Consider a linear Hermitian operator acting on a finite dimensional vector space. This operator is bounded, and in order to find the bound I am calculating the largest eigenvalue in its matrix representation.
Now if my vector space is an infinite dimensional and continuous Hilbert space (a non-separable Hilbert space, say $l^2(\mathbb{R})$), do I have any similar notion of "largest eigenvalue" of the operator? Or is there another way to determine the bound of this operator?
Note: I have a physics background, would appreciate some examples.

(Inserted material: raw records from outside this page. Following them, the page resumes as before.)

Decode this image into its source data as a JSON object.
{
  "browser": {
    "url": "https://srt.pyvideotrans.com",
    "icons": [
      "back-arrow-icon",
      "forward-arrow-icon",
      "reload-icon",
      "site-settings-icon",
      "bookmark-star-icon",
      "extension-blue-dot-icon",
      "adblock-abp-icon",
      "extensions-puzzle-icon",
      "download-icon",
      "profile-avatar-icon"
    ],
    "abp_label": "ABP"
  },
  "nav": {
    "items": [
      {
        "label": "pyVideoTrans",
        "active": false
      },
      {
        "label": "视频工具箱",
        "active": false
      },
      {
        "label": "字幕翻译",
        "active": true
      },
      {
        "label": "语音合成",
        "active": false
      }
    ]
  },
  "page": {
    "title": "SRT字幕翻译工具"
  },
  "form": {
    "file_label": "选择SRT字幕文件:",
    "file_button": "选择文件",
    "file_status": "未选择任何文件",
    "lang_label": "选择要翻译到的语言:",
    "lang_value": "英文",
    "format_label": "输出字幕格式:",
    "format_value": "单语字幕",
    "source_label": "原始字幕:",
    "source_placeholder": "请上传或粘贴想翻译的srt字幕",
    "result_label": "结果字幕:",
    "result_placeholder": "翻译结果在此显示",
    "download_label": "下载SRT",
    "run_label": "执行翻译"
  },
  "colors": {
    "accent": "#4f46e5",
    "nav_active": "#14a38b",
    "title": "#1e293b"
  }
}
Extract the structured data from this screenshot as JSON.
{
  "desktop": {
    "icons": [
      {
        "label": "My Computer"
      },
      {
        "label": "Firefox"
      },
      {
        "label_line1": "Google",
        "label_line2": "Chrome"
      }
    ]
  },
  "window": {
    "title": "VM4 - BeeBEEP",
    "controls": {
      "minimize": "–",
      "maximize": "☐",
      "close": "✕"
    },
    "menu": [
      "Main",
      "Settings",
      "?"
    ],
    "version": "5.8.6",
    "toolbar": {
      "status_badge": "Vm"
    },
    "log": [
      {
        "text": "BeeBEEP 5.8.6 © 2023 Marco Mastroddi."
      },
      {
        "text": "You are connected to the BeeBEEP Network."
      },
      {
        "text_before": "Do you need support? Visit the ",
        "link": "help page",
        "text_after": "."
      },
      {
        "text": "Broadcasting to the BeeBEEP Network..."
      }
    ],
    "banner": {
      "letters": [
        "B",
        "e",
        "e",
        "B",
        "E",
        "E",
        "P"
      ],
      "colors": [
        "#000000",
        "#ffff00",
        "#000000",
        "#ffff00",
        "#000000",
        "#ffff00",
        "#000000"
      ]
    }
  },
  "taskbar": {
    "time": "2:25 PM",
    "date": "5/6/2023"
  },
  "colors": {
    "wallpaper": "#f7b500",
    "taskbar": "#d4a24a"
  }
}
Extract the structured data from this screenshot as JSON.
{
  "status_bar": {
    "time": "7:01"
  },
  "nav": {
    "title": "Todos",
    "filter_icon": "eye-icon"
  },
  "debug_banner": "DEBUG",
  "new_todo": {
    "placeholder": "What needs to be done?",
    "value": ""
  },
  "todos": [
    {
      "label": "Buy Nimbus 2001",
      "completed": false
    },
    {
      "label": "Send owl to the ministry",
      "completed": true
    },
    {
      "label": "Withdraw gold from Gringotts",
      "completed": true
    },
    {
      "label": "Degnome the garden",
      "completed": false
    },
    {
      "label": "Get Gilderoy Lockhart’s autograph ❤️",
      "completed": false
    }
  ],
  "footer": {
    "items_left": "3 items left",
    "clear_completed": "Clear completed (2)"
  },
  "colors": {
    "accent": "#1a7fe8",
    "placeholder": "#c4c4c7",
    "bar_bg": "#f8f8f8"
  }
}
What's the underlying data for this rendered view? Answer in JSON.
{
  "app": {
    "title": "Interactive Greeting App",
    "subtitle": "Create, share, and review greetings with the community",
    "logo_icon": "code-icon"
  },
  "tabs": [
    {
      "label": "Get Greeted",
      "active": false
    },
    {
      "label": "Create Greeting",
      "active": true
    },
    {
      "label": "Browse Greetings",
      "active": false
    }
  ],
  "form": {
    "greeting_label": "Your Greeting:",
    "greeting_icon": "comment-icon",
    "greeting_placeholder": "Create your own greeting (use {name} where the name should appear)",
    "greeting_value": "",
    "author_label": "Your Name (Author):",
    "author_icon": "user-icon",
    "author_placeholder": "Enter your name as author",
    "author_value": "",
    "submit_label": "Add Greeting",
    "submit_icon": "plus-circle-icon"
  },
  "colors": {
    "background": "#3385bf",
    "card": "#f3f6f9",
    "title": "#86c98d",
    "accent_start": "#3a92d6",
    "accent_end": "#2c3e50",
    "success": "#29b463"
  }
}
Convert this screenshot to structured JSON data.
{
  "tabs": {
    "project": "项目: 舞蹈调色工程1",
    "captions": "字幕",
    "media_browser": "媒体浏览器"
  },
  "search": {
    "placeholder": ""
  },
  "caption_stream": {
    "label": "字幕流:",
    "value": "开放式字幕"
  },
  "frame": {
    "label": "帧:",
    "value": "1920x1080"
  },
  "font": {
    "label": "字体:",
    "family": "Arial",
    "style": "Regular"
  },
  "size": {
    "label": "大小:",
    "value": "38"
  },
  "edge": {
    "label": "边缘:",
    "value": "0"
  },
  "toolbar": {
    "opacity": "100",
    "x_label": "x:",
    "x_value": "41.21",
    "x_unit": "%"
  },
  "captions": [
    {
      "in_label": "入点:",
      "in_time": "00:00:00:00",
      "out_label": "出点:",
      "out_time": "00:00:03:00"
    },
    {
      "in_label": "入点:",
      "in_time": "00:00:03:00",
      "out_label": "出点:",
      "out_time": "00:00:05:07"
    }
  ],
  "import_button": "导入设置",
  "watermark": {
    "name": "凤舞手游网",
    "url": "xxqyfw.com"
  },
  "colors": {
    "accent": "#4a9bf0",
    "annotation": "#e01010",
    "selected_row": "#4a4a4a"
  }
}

If you have a selfadjoint bounded operator $T$ on a Hilbert space, you always have $$ \|T\|=\max\{|\lambda|:\ \lambda\in \sigma(T)\}, $$ where $\sigma(T)$ is the spectrum $$ \sigma(T)=\{\lambda:\ T-\lambda I\ \text{ is not invertible}\}. $$ The equality holds more generally when $T$ is normal ($T^*T=TT^*$) but fails in general: for example $T=\begin{bmatrix} 0&1\\0&0\end{bmatrix}$ has $\|T\|=1$ but $\sigma(T)=\{0\}$.
You cannot do the above with eigenvalues, as these may fail to exist. For example let $H=L^2[0,1]$, and $T$ the multiplication operator $$ (Tf)(x)=xf(x). $$ Then $\|T\|=1$ and $\sigma(T)=[0,1]$, but $T$ has no eigenvalues.